11. A catalyst-coated reinforced membrane comprising a reinforced membrane according to claim 1 and an electrocatalyst layer deposited on at least one side of the reinforced membrane.

12. A membrane electrode assembly comprising a reinforced membrane according to claim 1.

13. A membrane electrode assembly comprising a catalyst-coated reinforced membrane according to claim 11.

14. A fuel cell comprising a reinforced membrane according to claim 1.

15. A fuel cell comprising a catalyst-coated reinforced membrane according to claim 11.

16. A fuel cell comprising a membrane electrode assembly according to claim 12.

17. An electrolyser comprising a reinforced membrane according to claim 1.

18. An electrolyser comprising a catalyst-coated reinforced membrane according to claim 11.

19. An electrolyser comprising a membrane electrode assembly according to claim 12.

20. A reinforced membrane according to claim 4, wherein the solid ion-conducting material is an anion-conducting polymer.

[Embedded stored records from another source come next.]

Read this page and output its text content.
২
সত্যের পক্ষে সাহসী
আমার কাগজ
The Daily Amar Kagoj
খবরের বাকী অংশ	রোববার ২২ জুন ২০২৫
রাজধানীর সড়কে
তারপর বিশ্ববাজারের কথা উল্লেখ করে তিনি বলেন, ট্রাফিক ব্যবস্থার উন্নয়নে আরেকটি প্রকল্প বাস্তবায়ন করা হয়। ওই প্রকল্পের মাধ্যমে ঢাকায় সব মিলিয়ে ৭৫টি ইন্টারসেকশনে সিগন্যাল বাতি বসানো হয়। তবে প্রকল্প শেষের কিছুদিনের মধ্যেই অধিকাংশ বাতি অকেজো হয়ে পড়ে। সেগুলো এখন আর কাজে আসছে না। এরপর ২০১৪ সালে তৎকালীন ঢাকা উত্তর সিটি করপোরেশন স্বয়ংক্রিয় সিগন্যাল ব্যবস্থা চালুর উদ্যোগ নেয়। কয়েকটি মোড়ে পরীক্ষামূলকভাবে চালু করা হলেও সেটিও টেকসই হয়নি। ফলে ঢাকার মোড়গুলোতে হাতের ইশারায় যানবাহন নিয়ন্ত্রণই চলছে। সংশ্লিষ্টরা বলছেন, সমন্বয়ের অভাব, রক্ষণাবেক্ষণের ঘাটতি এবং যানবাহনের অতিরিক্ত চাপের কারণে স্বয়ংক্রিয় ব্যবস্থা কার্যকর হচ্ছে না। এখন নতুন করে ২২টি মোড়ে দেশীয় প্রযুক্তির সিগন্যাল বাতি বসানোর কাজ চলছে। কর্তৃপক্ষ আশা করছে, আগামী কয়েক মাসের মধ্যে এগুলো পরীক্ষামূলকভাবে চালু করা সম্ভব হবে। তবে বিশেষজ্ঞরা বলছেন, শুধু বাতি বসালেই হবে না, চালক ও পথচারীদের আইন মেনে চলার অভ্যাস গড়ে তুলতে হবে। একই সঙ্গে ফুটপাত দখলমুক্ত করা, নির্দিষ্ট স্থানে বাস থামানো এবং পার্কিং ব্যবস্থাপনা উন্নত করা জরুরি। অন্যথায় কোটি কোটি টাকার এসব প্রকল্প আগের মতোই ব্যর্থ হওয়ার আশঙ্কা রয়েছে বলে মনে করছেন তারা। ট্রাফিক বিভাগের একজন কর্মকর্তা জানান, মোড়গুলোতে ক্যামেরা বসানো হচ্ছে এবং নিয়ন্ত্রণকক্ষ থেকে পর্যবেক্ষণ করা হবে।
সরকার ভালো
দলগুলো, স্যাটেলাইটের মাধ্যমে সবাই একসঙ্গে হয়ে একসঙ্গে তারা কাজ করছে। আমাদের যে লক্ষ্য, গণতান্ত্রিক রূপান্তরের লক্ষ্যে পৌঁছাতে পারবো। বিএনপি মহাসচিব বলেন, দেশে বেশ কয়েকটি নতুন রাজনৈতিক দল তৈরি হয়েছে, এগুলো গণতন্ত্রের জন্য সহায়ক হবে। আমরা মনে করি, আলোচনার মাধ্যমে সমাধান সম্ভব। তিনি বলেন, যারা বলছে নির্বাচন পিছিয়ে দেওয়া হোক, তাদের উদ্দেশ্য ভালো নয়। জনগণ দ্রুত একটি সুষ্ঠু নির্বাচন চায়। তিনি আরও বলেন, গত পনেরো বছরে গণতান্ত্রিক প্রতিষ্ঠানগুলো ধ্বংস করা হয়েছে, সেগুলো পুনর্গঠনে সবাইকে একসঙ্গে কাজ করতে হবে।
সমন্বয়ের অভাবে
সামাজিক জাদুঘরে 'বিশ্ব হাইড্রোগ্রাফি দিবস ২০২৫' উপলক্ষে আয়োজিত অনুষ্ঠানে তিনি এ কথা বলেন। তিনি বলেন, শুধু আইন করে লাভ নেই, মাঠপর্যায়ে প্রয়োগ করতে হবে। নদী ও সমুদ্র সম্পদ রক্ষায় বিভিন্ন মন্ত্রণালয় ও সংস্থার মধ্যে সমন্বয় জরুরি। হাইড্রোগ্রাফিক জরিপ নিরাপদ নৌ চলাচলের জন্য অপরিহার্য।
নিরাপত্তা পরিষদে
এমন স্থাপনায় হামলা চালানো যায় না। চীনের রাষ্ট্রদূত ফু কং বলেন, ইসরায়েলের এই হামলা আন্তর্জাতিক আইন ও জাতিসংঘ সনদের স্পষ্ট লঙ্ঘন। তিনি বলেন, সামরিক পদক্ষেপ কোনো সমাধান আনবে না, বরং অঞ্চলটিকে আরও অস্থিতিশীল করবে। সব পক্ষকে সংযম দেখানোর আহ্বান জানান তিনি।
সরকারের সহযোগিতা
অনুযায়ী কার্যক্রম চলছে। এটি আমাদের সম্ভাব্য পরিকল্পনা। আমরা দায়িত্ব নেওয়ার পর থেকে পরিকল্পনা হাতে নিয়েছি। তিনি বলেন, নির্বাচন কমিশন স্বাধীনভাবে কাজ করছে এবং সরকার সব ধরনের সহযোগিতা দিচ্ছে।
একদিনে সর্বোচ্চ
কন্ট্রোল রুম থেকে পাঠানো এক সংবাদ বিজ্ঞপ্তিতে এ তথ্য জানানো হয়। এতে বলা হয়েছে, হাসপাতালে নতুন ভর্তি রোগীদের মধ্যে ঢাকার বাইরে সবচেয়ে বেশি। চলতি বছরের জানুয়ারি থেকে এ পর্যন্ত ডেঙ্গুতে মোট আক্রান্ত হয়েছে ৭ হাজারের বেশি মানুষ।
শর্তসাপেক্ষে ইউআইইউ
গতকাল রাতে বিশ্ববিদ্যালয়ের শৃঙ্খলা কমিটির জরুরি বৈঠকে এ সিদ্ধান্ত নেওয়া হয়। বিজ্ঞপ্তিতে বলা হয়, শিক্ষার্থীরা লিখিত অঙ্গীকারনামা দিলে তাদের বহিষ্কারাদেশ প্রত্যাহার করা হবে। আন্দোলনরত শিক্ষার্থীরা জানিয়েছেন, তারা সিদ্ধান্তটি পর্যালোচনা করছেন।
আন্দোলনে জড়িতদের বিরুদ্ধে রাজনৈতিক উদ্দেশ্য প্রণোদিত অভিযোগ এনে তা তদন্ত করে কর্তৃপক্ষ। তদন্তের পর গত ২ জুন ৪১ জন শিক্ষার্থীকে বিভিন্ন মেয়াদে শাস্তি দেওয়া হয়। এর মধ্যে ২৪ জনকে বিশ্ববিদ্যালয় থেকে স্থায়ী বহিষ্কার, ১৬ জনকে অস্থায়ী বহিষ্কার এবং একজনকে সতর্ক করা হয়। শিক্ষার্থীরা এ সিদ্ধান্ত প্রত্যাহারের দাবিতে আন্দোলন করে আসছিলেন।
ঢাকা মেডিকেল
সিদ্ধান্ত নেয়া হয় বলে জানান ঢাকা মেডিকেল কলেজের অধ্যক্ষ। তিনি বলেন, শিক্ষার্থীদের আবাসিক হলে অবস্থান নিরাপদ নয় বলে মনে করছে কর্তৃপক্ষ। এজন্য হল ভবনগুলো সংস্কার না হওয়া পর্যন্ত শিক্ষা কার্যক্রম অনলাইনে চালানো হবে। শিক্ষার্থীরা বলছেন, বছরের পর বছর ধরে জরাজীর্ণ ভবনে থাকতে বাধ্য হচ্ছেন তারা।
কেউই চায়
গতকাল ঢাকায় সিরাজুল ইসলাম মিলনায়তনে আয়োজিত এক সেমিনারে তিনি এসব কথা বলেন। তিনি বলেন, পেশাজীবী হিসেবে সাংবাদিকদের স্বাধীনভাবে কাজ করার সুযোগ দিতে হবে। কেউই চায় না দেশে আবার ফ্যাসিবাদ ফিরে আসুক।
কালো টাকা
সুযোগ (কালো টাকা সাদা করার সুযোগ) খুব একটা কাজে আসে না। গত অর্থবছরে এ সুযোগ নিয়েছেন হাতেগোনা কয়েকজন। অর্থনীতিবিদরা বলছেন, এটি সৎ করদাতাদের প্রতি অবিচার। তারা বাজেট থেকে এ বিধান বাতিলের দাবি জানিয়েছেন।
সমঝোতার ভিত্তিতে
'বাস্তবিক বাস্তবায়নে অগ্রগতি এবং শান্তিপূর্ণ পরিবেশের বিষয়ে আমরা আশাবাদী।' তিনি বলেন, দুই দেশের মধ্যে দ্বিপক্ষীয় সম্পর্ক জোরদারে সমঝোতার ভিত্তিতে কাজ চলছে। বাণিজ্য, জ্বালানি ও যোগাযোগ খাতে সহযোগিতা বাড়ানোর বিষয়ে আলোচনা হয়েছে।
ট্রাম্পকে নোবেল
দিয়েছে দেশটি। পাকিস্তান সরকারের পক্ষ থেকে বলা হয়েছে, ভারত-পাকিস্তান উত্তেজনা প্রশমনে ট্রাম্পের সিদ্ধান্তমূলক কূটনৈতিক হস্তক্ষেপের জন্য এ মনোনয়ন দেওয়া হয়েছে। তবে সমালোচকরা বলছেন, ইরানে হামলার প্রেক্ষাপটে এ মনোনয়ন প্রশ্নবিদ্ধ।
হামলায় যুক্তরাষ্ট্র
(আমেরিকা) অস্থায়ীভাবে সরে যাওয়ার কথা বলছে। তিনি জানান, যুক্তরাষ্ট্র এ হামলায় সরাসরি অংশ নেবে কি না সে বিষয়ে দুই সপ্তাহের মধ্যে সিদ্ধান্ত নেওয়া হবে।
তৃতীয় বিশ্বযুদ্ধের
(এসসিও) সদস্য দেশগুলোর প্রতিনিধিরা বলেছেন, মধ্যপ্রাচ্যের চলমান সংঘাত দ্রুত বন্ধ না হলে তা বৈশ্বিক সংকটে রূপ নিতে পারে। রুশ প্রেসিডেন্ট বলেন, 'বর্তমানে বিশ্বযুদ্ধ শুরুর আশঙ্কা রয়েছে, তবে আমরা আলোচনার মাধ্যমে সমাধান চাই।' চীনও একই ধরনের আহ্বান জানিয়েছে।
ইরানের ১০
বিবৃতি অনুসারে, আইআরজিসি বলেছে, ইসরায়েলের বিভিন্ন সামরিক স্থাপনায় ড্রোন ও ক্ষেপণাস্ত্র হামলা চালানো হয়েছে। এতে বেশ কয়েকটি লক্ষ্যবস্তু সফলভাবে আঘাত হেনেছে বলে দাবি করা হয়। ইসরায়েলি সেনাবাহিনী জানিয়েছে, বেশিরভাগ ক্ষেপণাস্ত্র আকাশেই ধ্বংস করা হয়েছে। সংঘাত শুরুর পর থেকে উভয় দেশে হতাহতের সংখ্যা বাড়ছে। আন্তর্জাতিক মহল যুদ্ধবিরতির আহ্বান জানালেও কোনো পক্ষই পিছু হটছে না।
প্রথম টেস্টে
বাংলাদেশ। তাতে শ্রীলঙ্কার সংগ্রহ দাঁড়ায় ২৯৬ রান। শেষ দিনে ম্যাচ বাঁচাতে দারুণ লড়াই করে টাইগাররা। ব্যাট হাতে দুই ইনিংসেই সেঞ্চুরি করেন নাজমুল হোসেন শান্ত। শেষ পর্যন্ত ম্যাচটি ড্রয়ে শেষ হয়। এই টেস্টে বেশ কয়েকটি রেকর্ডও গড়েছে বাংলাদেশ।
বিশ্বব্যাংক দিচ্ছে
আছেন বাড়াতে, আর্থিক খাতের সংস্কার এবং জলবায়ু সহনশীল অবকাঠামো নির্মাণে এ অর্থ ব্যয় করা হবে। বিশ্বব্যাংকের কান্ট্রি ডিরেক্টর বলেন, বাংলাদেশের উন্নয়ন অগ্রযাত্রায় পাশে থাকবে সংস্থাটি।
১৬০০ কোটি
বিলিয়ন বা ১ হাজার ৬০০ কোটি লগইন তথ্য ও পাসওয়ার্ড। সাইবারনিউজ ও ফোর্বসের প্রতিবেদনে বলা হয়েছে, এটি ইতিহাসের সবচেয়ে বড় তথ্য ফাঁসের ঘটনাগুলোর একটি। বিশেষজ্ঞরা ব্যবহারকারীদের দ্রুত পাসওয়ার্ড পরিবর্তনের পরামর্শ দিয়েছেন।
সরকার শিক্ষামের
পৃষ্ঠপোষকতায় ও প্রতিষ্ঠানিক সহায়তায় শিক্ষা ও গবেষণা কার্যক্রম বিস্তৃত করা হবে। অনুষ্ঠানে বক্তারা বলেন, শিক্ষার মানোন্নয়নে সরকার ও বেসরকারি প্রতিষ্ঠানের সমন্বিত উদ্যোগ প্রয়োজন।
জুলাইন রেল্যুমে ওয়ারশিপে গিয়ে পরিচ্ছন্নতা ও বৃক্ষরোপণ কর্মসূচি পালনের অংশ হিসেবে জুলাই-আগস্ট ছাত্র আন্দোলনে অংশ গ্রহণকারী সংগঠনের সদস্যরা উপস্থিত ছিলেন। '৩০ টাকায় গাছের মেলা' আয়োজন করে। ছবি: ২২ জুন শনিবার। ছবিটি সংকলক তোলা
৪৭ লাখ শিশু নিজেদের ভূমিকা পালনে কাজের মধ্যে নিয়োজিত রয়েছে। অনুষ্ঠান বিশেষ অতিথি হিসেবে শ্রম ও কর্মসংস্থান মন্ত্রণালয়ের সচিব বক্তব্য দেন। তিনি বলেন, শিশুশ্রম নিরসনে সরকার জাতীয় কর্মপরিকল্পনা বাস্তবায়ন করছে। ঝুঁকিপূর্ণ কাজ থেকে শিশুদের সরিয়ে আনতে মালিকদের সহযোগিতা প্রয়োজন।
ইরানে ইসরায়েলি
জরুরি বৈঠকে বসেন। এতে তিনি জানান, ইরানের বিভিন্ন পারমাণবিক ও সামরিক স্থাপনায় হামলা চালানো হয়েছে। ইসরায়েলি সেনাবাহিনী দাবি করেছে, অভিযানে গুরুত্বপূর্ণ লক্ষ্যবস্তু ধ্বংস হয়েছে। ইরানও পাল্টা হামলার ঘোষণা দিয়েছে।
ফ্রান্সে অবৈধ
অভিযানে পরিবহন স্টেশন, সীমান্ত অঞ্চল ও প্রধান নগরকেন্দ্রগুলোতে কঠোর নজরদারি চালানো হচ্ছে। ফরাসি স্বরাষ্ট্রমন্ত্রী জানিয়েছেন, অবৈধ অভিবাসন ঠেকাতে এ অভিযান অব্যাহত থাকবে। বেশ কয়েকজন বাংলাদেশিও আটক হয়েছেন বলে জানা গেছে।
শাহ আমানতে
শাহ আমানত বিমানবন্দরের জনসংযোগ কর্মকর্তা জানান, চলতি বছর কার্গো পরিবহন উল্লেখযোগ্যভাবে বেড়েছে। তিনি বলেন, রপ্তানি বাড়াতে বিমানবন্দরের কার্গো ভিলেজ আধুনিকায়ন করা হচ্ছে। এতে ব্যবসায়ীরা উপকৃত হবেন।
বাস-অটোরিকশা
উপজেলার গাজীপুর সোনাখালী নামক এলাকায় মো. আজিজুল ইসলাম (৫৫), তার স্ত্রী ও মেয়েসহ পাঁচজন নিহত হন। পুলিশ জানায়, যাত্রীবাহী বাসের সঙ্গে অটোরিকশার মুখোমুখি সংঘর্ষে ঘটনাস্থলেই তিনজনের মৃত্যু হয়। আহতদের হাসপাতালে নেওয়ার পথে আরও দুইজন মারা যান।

21. A reinforced membrane according to claim 20, wherein the anion-conducting polymer is a hydroxyl anion-conducting polymer.

22. A reinforced membrane according to claim 7, wherein the liquid ion-conducting material is an anion-conducting liquid.

23. A reinforced membrane according to claim 22, wherein the anion-conducting liquid is a hydroxyl anion-conducting liquid.

24. A fuel cell comprising a membrane electrode assembly according to claim 13.

25. An electrolyser comprising a membrane electrode assembly according to claim 13.